Dość brutalnie podsumował to Leszek Orłowski w książce: „Real Madryt. Królewska era Galacticos”:
„Sanz nie sprawiał dobrego wrażenia jako prezydent. Socios przeczuwali, że woda otaczająca zwłaszcza finansowe sprawy ich klubu jest cały czas bardzo mętna, że Sanz przeprowadza potajemnie wiele nie do końca legalnych operacji. Nie chciał nikomu udzielać informacji o tych sprawach, pokazywać bilansów, odpowiadać na pytania drążących temat socios. Styl jego rządów był zaprzeczeniem transparentności, której era właśnie się zaczynała. Dług zaś rósł, w 2000 roku wynosił w rzeczywistości 245 milionów euro, a prezydentowi brakowało koncepcji pozbycia się tego olbrzymiego obciążenia. Wyglądało to zresztą na zadanie niewykonalne, jako że roczne przychody nie przekraczały 118 milionów. Real szedł do przodu siłą inercji, ale raczej jasne było, że długo tak nie pociągnie, że przedsiębiorstwu potrzeba na stanowisku prezydenta wizjonera, a nie drobnego cwaniaczka
Sanz w 2000 roku, po zdobyciu przez zespół Pucharu Mistrzów, czuł się bardzo pewnie na stanowisku prezydenta Realu. Chciał je piastować jak najdłużej. Ponieważ nie był pewny, czy za rok, kiedy wygasał jego mandat, drużyna znów okaże się najlepsza w Europie, postanowił przyspieszyć wybory. Zwołał je więc na lipiec 2000 i… przegrał z Florentino Pérezem”.
Mimo wszystko – to chyba zbyt surowa recenzja.
Sanz ostatecznie nie przejął doskonale funkcjonującego klubu, lecz drużynę już pogrążoną w kłopotach. Trochę ich Realowi dołożył, wielu spraw nie wyprostował, parę zagmatwał. Ale cóż – co do gabloty za jego kadencji udało się wstawić, tego mu nikt nie odbierze.
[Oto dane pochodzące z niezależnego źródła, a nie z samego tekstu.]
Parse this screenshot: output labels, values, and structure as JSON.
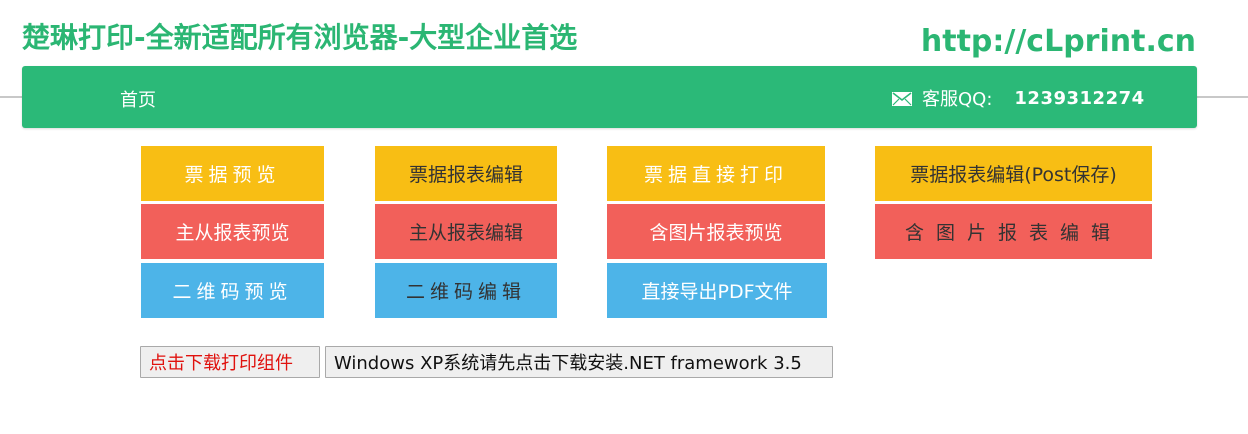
{
  "header": {
    "title": "楚琳打印-全新适配所有浏览器-大型企业首选",
    "url": "http://cLprint.cn"
  },
  "nav": {
    "home": "首页",
    "contact_icon": "mail-icon",
    "contact_label": "客服QQ:",
    "contact_qq": "1239312274"
  },
  "colors": {
    "brand_green": "#2bb978",
    "yellow": "#f8be14",
    "red": "#f2605a",
    "blue": "#4db4e8"
  },
  "tiles": {
    "col1": [
      "票据预览",
      "主从报表预览",
      "二维码预览"
    ],
    "col2": [
      "票据报表编辑",
      "主从报表编辑",
      "二维码编辑"
    ],
    "col3": [
      "票据直接打印",
      "含图片报表预览",
      "直接导出PDF文件"
    ],
    "col4": [
      "票据报表编辑(Post保存)",
      "含图片报表编辑"
    ]
  },
  "buttons": {
    "download": "点击下载打印组件",
    "dotnet": "Windows XP系统请先点击下载安装.NET framework 3.5"
  }
}
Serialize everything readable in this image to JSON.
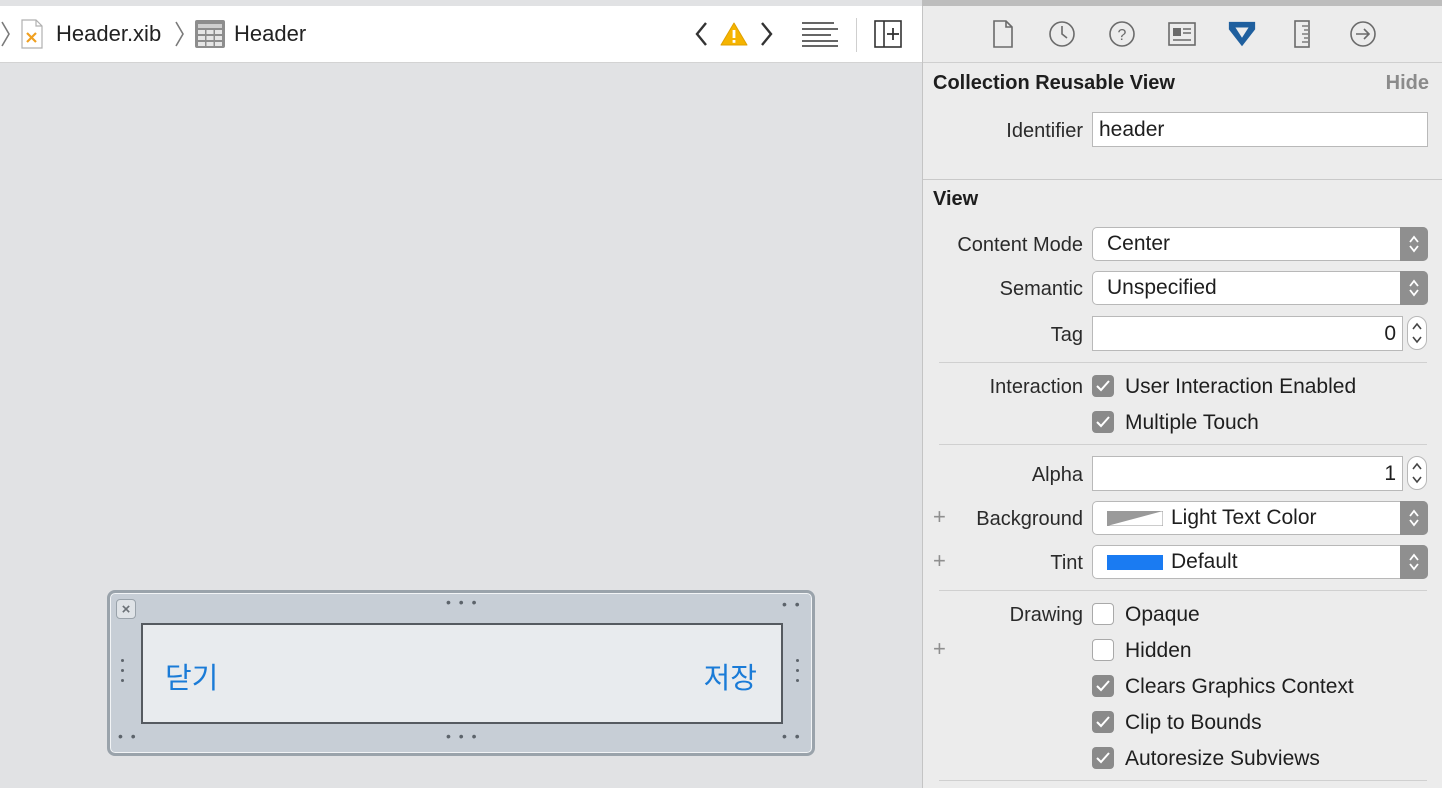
{
  "jumpbar": {
    "file_name": "Header.xib",
    "object_name": "Header"
  },
  "canvas": {
    "left_button": "닫기",
    "right_button": "저장",
    "link_color": "#1a7bd7"
  },
  "inspector": {
    "tabs": [
      "file-icon",
      "history-icon",
      "help-icon",
      "identity-icon",
      "attributes-icon",
      "size-icon",
      "connections-icon"
    ],
    "active_tab": "attributes-icon",
    "reusable_section": {
      "title": "Collection Reusable View",
      "hide_label": "Hide",
      "identifier_label": "Identifier",
      "identifier_value": "header"
    },
    "view_section": {
      "title": "View",
      "content_mode_label": "Content Mode",
      "content_mode_value": "Center",
      "semantic_label": "Semantic",
      "semantic_value": "Unspecified",
      "tag_label": "Tag",
      "tag_value": "0",
      "interaction_label": "Interaction",
      "user_interaction": {
        "label": "User Interaction Enabled",
        "checked": true
      },
      "multiple_touch": {
        "label": "Multiple Touch",
        "checked": true
      },
      "alpha_label": "Alpha",
      "alpha_value": "1",
      "background_label": "Background",
      "background_value": "Light Text Color",
      "tint_label": "Tint",
      "tint_value": "Default",
      "tint_color": "#1a7bf2",
      "drawing_label": "Drawing",
      "opaque": {
        "label": "Opaque",
        "checked": false
      },
      "hidden": {
        "label": "Hidden",
        "checked": false
      },
      "clears_graphics": {
        "label": "Clears Graphics Context",
        "checked": true
      },
      "clip_bounds": {
        "label": "Clip to Bounds",
        "checked": true
      },
      "autoresize": {
        "label": "Autoresize Subviews",
        "checked": true
      }
    }
  }
}
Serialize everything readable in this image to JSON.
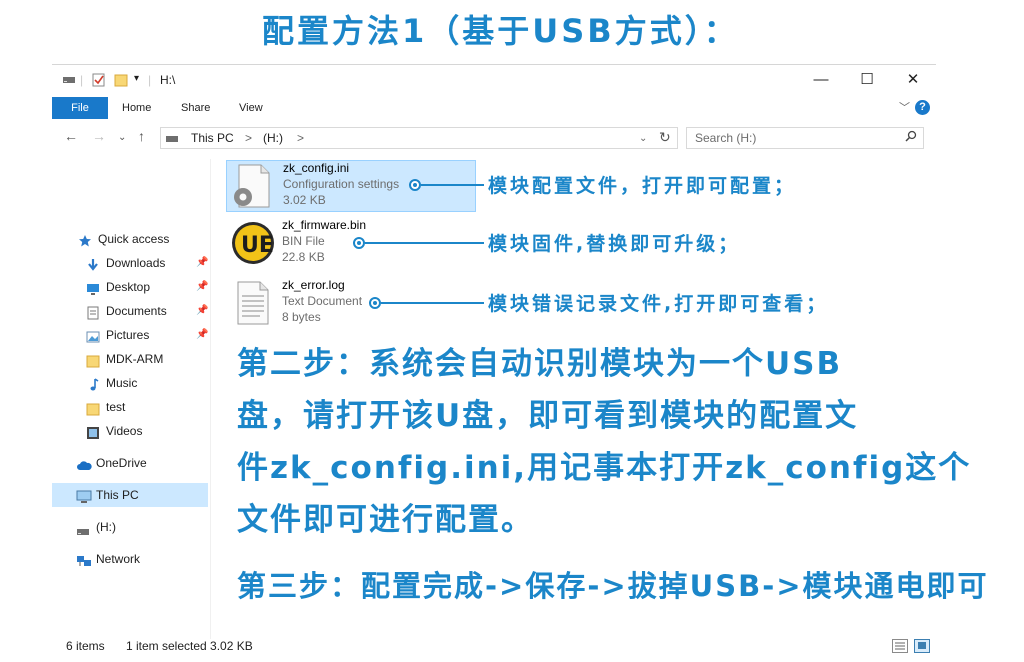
{
  "heading": "配置方法1（基于USB方式）：",
  "window": {
    "title": "H:\\",
    "controls": {
      "minimize": "—",
      "maximize": "☐",
      "close": "✕"
    }
  },
  "ribbon": {
    "tabs": [
      "File",
      "Home",
      "Share",
      "View"
    ],
    "help": "?"
  },
  "address": {
    "segments": [
      "This PC",
      ">",
      "(H:)",
      ">"
    ],
    "refresh": "↻"
  },
  "search": {
    "placeholder": "Search  (H:)"
  },
  "sidebar": {
    "items": [
      {
        "label": "Quick access",
        "icon": "star-icon",
        "pinned": false
      },
      {
        "label": "Downloads",
        "icon": "download-arrow-icon",
        "pinned": true
      },
      {
        "label": "Desktop",
        "icon": "desktop-icon",
        "pinned": true
      },
      {
        "label": "Documents",
        "icon": "documents-icon",
        "pinned": true
      },
      {
        "label": "Pictures",
        "icon": "pictures-icon",
        "pinned": true
      },
      {
        "label": "MDK-ARM",
        "icon": "folder-icon",
        "pinned": false
      },
      {
        "label": "Music",
        "icon": "music-note-icon",
        "pinned": false
      },
      {
        "label": "test",
        "icon": "folder-icon",
        "pinned": false
      },
      {
        "label": "Videos",
        "icon": "video-icon",
        "pinned": false
      },
      {
        "label": "OneDrive",
        "icon": "cloud-icon",
        "pinned": false
      },
      {
        "label": "This PC",
        "icon": "computer-icon",
        "pinned": false
      },
      {
        "label": "(H:)",
        "icon": "drive-icon",
        "pinned": false
      },
      {
        "label": "Network",
        "icon": "network-icon",
        "pinned": false
      }
    ]
  },
  "files": [
    {
      "name": "zk_config.ini",
      "type": "Configuration settings",
      "size": "3.02 KB",
      "icon": "config-file-gear-icon",
      "selected": true,
      "note": "模块配置文件，打开即可配置；"
    },
    {
      "name": "zk_firmware.bin",
      "type": "BIN File",
      "size": "22.8 KB",
      "icon": "ultraedit-ue-icon",
      "selected": false,
      "note": "模块固件,替换即可升级；"
    },
    {
      "name": "zk_error.log",
      "type": "Text Document",
      "size": "8 bytes",
      "icon": "text-document-icon",
      "selected": false,
      "note": "模块错误记录文件,打开即可查看；"
    }
  ],
  "steps": {
    "step2": [
      "第二步：系统会自动识别模块为一个USB",
      "盘，请打开该U盘，即可看到模块的配置文",
      "件zk_config.ini,用记事本打开zk_config这个",
      "文件即可进行配置。"
    ],
    "step3": "第三步：配置完成->保存->拔掉USB->模块通电即可"
  },
  "status": {
    "count": "6 items",
    "selection": "1 item selected  3.02 KB"
  },
  "colors": {
    "accent": "#1979ca",
    "annotation": "#1b86c9",
    "selection": "#cce8ff"
  }
}
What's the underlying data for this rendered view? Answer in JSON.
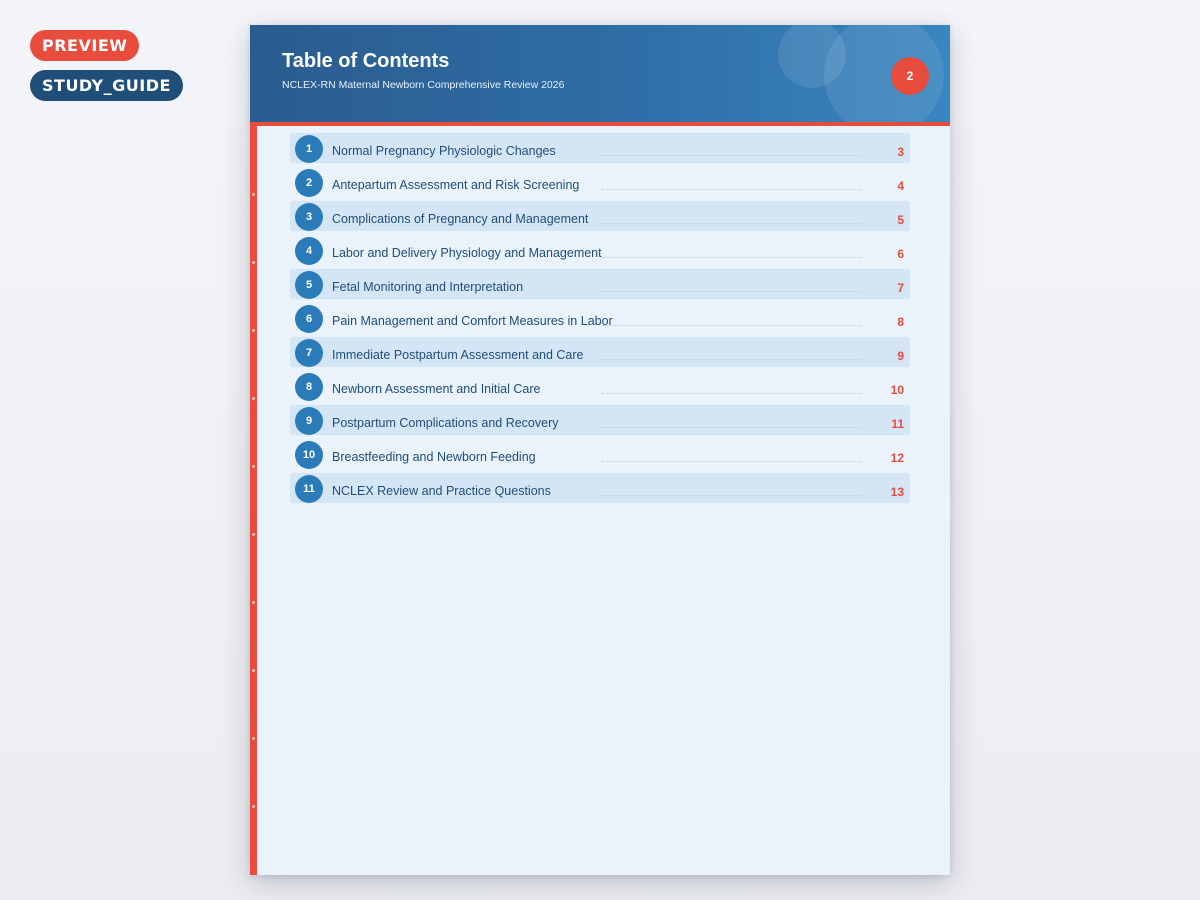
{
  "badges": {
    "preview": "PREVIEW",
    "type": "STUDY_GUIDE"
  },
  "header": {
    "title": "Table of Contents",
    "subtitle": "NCLEX-RN Maternal Newborn Comprehensive Review 2026",
    "page_number": "2"
  },
  "colors": {
    "accent": "#e74c3c",
    "primary": "#2b7bb9",
    "text": "#1f4e79"
  },
  "toc": [
    {
      "number": "1",
      "title": "Normal Pregnancy Physiologic Changes",
      "page": "3"
    },
    {
      "number": "2",
      "title": "Antepartum Assessment and Risk Screening",
      "page": "4"
    },
    {
      "number": "3",
      "title": "Complications of Pregnancy and Management",
      "page": "5"
    },
    {
      "number": "4",
      "title": "Labor and Delivery Physiology and Management",
      "page": "6"
    },
    {
      "number": "5",
      "title": "Fetal Monitoring and Interpretation",
      "page": "7"
    },
    {
      "number": "6",
      "title": "Pain Management and Comfort Measures in Labor",
      "page": "8"
    },
    {
      "number": "7",
      "title": "Immediate Postpartum Assessment and Care",
      "page": "9"
    },
    {
      "number": "8",
      "title": "Newborn Assessment and Initial Care",
      "page": "10"
    },
    {
      "number": "9",
      "title": "Postpartum Complications and Recovery",
      "page": "11"
    },
    {
      "number": "10",
      "title": "Breastfeeding and Newborn Feeding",
      "page": "12"
    },
    {
      "number": "11",
      "title": "NCLEX Review and Practice Questions",
      "page": "13"
    }
  ]
}
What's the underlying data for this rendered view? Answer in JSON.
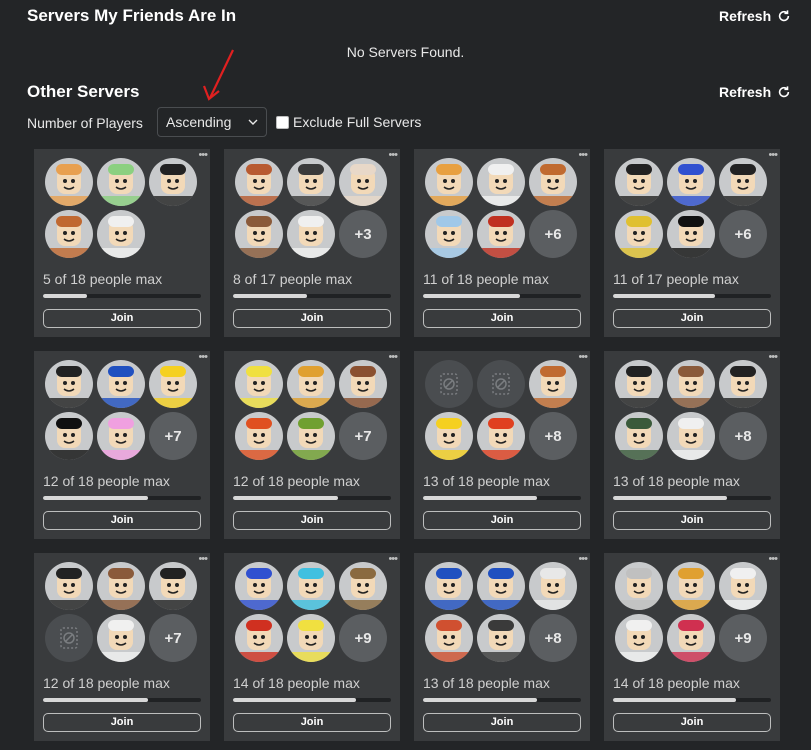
{
  "friends_section": {
    "title": "Servers My Friends Are In",
    "refresh_label": "Refresh",
    "empty_message": "No Servers Found."
  },
  "other_section": {
    "title": "Other Servers",
    "refresh_label": "Refresh",
    "filter_label": "Number of Players",
    "sort_value": "Ascending",
    "exclude_full_label": "Exclude Full Servers",
    "exclude_full_checked": false
  },
  "servers": [
    {
      "capacity": "5 of 18 people max",
      "players": 5,
      "max": 18,
      "overflow": "",
      "avatars": [
        "#e8a050",
        "#8bd080",
        "#222222",
        "#c06830",
        "#f0f0f0"
      ],
      "join_label": "Join"
    },
    {
      "capacity": "8 of 17 people max",
      "players": 8,
      "max": 17,
      "overflow": "+3",
      "avatars": [
        "#b85a30",
        "#3a3a3a",
        "#e8d8c8",
        "#8a5a3a",
        "#f0f0f0"
      ],
      "join_label": "Join"
    },
    {
      "capacity": "11 of 18 people max",
      "players": 11,
      "max": 18,
      "overflow": "+6",
      "avatars": [
        "#e8a040",
        "#f0f0f0",
        "#c06a30",
        "#a0c8e8",
        "#c03020"
      ],
      "join_label": "Join"
    },
    {
      "capacity": "11 of 17 people max",
      "players": 11,
      "max": 17,
      "overflow": "+6",
      "avatars": [
        "#222222",
        "#3050d0",
        "#222222",
        "#e0c030",
        "#111111"
      ],
      "join_label": "Join"
    },
    {
      "capacity": "12 of 18 people max",
      "players": 12,
      "max": 18,
      "overflow": "+7",
      "avatars": [
        "#222222",
        "#2050c0",
        "#f5d020",
        "#101010",
        "#f0a0e0"
      ],
      "join_label": "Join"
    },
    {
      "capacity": "12 of 18 people max",
      "players": 12,
      "max": 18,
      "overflow": "+7",
      "avatars": [
        "#f0e040",
        "#e0a030",
        "#8a5030",
        "#e05020",
        "#70a030"
      ],
      "join_label": "Join"
    },
    {
      "capacity": "13 of 18 people max",
      "players": 13,
      "max": 18,
      "overflow": "+8",
      "avatars": [
        "blocked",
        "blocked",
        "#c06a30",
        "#f5d020",
        "#e04020"
      ],
      "join_label": "Join"
    },
    {
      "capacity": "13 of 18 people max",
      "players": 13,
      "max": 18,
      "overflow": "+8",
      "avatars": [
        "#222222",
        "#8a5a3a",
        "#222222",
        "#3a5a3a",
        "#f0f0f0"
      ],
      "join_label": "Join"
    },
    {
      "capacity": "12 of 18 people max",
      "players": 12,
      "max": 18,
      "overflow": "+7",
      "avatars": [
        "#222222",
        "#8a5a3a",
        "#222222",
        "blocked",
        "#f0f0f0"
      ],
      "join_label": "Join"
    },
    {
      "capacity": "14 of 18 people max",
      "players": 14,
      "max": 18,
      "overflow": "+9",
      "avatars": [
        "#3050d0",
        "#40c0e0",
        "#8a6a40",
        "#d03020",
        "#f0e040"
      ],
      "join_label": "Join"
    },
    {
      "capacity": "13 of 18 people max",
      "players": 13,
      "max": 18,
      "overflow": "+8",
      "avatars": [
        "#2050c0",
        "#2050c0",
        "#e8e8e8",
        "#d05030",
        "#3a3a3a"
      ],
      "join_label": "Join"
    },
    {
      "capacity": "14 of 18 people max",
      "players": 14,
      "max": 18,
      "overflow": "+9",
      "avatars": [
        "#c0c0c0",
        "#e0a030",
        "#f0f0f0",
        "#f0f0f0",
        "#d03050"
      ],
      "join_label": "Join"
    }
  ],
  "colors": {
    "background": "#232527",
    "card": "#393b3d",
    "arrow": "#e02020"
  }
}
Hiszpan odszedł trochę w takim stylu, w jakim zarządzał klubem. Bez oglądania się na konsekwencje, odważnie i z otwartą przyłbicą. „76-latek od wtorku znajdował się OIOM-ie, na który trafił dopiero po ośmiu dniach od wystąpienia objawów choroby. Jak tłumaczył jego syn Fernando Sanz (były zawodnik Realu), ojciec nie chciał przeciążać lekarzy i zwlekał z wizytą w szpitalu. Znalazł się w nim dopiero wtedy, gdy miał już bardzo wysoką gorączkę i nie był w stanie normalnie oddychać. Przeprowadzono test, który potwierdził, że jest zakażony koronawirusem. Rokowania od początku nie były dobre, bo do sędziwego wieku i niewydolności oddechowej dochodziła niewydolność nerek. Na dodatek Sanz senior walczył z cukrzycą i już wcześniej miał problemy z oddychaniem. Znajdował się więc w grupie najwyższego ryzyka. Niestety, ziścił się najgorszy scenariusz i dziś ogłoszono jego śmierć” – pisaliśmy na Weszło.
Oby jego ofiara nie poszła na marne i uświadomiła Hiszpanom – nie tylko kibicom Realu Madryt – z jak poważnym przeciwnikiem mamy dziś w Europie do czynienia.